Obama’s declaration carries an order that federal money be allocated as a supplement to state and local recovery programs.
Earl Armstrong, of the Federal Emergency Management Agency’s regional office in Denton, Texas, said it was too early to know how much money New Mexico counties and pueblos would receive.
He said FEMA would assess damages, then funnel money to the state. In turn, the state would distribute the money to local governments.
Armstrong said the federal share is usually 75 percent.
He said the federal government would reimburse governments, tribal entities, community ditch associations and some nonprofit organizations for debris removal, emergency protective measures and repairs to roads and bridges.
U.S. Sen. Tom Udall, D-N.M., said in a statement that he thanked Obama for a speedy answer to New Mexico’s request for help.

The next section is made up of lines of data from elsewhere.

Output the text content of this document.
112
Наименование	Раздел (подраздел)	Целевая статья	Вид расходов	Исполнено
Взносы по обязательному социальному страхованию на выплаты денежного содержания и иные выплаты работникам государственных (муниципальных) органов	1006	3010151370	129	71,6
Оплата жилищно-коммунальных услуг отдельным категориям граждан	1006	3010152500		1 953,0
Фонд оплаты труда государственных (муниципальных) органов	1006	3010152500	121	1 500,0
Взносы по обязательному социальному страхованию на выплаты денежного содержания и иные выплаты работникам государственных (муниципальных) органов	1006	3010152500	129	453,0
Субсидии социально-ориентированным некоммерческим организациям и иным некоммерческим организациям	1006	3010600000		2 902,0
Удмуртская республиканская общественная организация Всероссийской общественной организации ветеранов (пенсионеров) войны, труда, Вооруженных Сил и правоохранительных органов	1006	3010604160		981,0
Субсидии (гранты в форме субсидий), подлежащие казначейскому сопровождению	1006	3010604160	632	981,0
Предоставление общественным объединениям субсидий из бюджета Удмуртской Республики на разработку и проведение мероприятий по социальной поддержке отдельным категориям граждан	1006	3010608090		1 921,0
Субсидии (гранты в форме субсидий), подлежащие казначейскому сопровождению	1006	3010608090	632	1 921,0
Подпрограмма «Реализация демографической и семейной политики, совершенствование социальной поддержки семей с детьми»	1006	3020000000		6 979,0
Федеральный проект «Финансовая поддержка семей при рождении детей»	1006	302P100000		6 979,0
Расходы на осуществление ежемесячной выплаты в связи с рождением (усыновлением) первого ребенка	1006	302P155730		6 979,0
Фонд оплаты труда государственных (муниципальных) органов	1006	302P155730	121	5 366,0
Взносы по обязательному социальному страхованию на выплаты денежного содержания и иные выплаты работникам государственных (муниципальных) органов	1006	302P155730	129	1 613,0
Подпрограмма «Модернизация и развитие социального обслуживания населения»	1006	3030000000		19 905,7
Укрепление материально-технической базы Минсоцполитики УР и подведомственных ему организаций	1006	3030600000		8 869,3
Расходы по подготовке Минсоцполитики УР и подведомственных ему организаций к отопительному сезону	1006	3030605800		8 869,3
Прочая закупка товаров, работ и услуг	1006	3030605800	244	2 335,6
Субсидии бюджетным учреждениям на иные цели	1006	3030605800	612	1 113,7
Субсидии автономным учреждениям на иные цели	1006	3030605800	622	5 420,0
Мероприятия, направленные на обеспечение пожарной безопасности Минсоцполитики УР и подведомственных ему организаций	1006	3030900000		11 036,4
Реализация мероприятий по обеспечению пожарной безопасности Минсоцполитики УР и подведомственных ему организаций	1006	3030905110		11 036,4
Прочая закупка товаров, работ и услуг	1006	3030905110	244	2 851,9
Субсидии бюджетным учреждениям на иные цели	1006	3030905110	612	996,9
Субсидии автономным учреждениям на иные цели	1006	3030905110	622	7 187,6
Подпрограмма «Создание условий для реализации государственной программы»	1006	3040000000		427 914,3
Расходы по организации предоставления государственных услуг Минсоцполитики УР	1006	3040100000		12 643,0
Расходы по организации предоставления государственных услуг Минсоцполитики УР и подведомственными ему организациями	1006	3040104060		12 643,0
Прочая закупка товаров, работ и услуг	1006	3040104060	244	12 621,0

The state’s five-member congressional delegation last week asked the president to authorize assistance for New Mexico.
“I saw the damage firsthand, and I appreciate this quick action to assist the state and Santa Clara Pueblo,” Udall said.
Counties that are eligible for federal assistance under Obama’s order are Catron, Chaves, Cibola, Colfax, Eddy, Guadalupe, Los Alamos, McKinley, Mora, Sandoval, San Miguel, Santa Fe, Sierra, Socorro and Torrance.

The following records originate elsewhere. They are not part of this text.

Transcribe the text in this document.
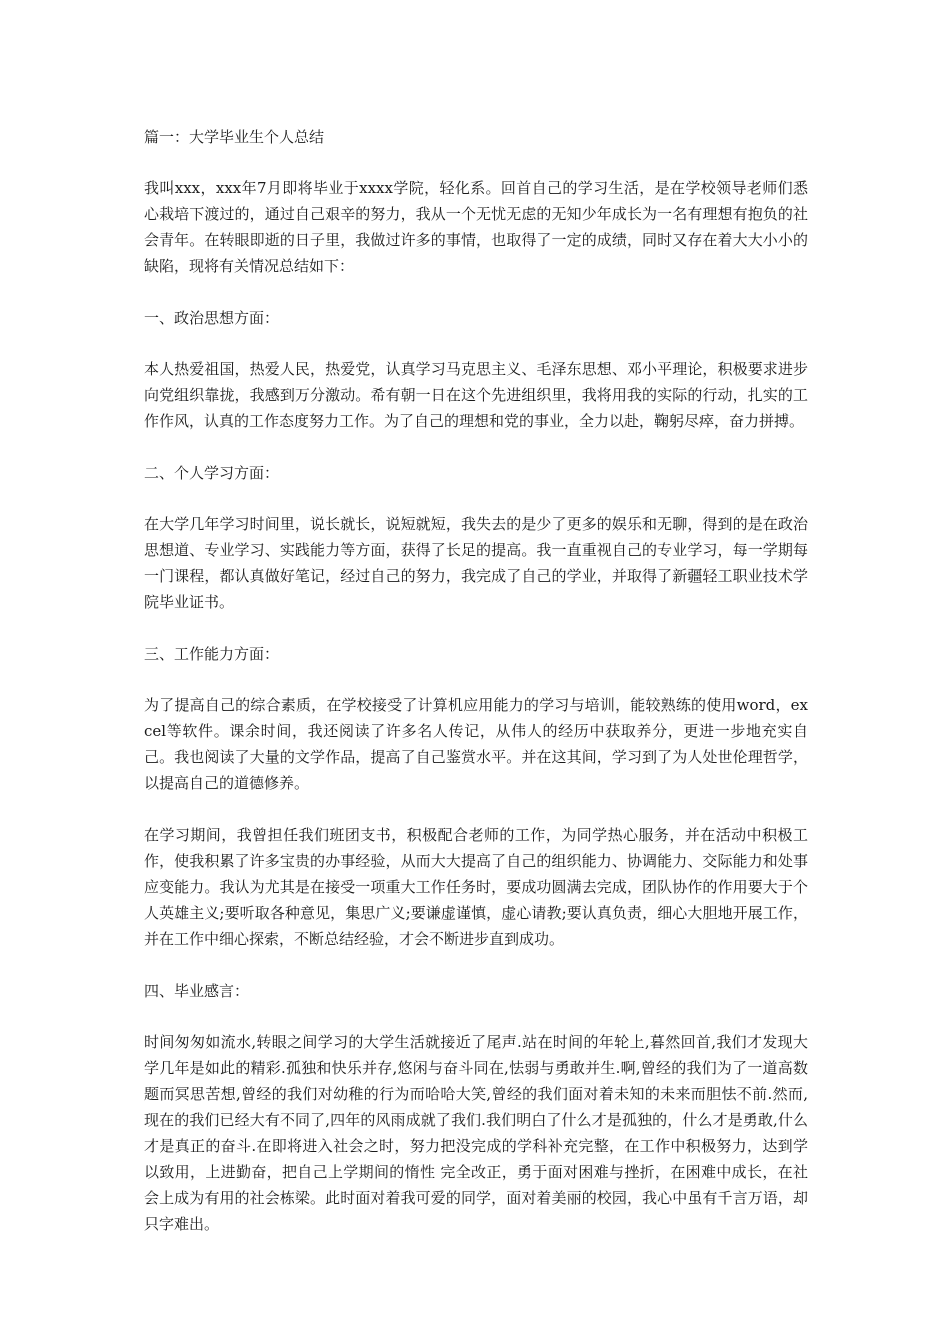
篇一：大学毕业生个人总结

我叫xxx，xxx年7月即将毕业于xxxx学院，轻化系。回首自己的学习生活，是在学校领导老师们悉心栽培下渡过的，通过自己艰辛的努力，我从一个无忧无虑的无知少年成长为一名有理想有抱负的社会青年。在转眼即逝的日子里，我做过许多的事情，也取得了一定的成绩，同时又存在着大大小小的缺陷，现将有关情况总结如下：

一、政治思想方面：

本人热爱祖国，热爱人民，热爱党，认真学习马克思主义、毛泽东思想、邓小平理论，积极要求进步向党组织靠拢，我感到万分激动。希有朝一日在这个先进组织里，我将用我的实际的行动，扎实的工作作风，认真的工作态度努力工作。为了自己的理想和党的事业，全力以赴，鞠躬尽瘁，奋力拼搏。

二、个人学习方面：

在大学几年学习时间里，说长就长，说短就短，我失去的是少了更多的娱乐和无聊，得到的是在政治思想道、专业学习、实践能力等方面，获得了长足的提高。我一直重视自己的专业学习，每一学期每一门课程，都认真做好笔记，经过自己的努力，我完成了自己的学业，并取得了新疆轻工职业技术学院毕业证书。

三、工作能力方面：

为了提高自己的综合素质，在学校接受了计算机应用能力的学习与培训，能较熟练的使用word，excel等软件。课余时间，我还阅读了许多名人传记，从伟人的经历中获取养分，更进一步地充实自己。我也阅读了大量的文学作品，提高了自己鉴赏水平。并在这其间，学习到了为人处世伦理哲学，以提高自己的道德修养。

在学习期间，我曾担任我们班团支书，积极配合老师的工作，为同学热心服务，并在活动中积极工作，使我积累了许多宝贵的办事经验，从而大大提高了自己的组织能力、协调能力、交际能力和处事应变能力。我认为尤其是在接受一项重大工作任务时，要成功圆满去完成，团队协作的作用要大于个人英雄主义;要听取各种意见，集思广义;要谦虚谨慎，虚心请教;要认真负责，细心大胆地开展工作，并在工作中细心探索，不断总结经验，才会不断进步直到成功。

四、毕业感言：

时间匆匆如流水,转眼之间学习的大学生活就接近了尾声.站在时间的年轮上,暮然回首,我们才发现大学几年是如此的精彩.孤独和快乐并存,悠闲与奋斗同在,怯弱与勇敢并生.啊,曾经的我们为了一道高数题而冥思苦想,曾经的我们对幼稚的行为而哈哈大笑,曾经的我们面对着未知的未来而胆怯不前.然而,现在的我们已经大有不同了,四年的风雨成就了我们.我们明白了什么才是孤独的，什么才是勇敢,什么才是真正的奋斗.在即将进入社会之时，努力把没完成的学科补充完整，在工作中积极努力，达到学以致用，上进勤奋，把自己上学期间的惰性 完全改正，勇于面对困难与挫折，在困难中成长，在社会上成为有用的社会栋梁。此时面对着我可爱的同学，面对着美丽的校园，我心中虽有千言万语，却只字难出。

State transportation executives said earlier this month that about 290 miles of roads were damaged by flooding, mud slides and debris from Sept. 9-22.
The state said its biggest roadway expense from the storms would be $13 million to rebuild two miles of a state highway in Catron County.
Another $3.07 million is needed to repair two-tenths of a mile of highway in Socorro County, the state Transportation Department said. Legislators have asked that those projected costs be re-checked, saying they sounded excessive.
In a statement, FEMA said additional areas still could be designated for disaster aid if requested by the state and approved after a federal review.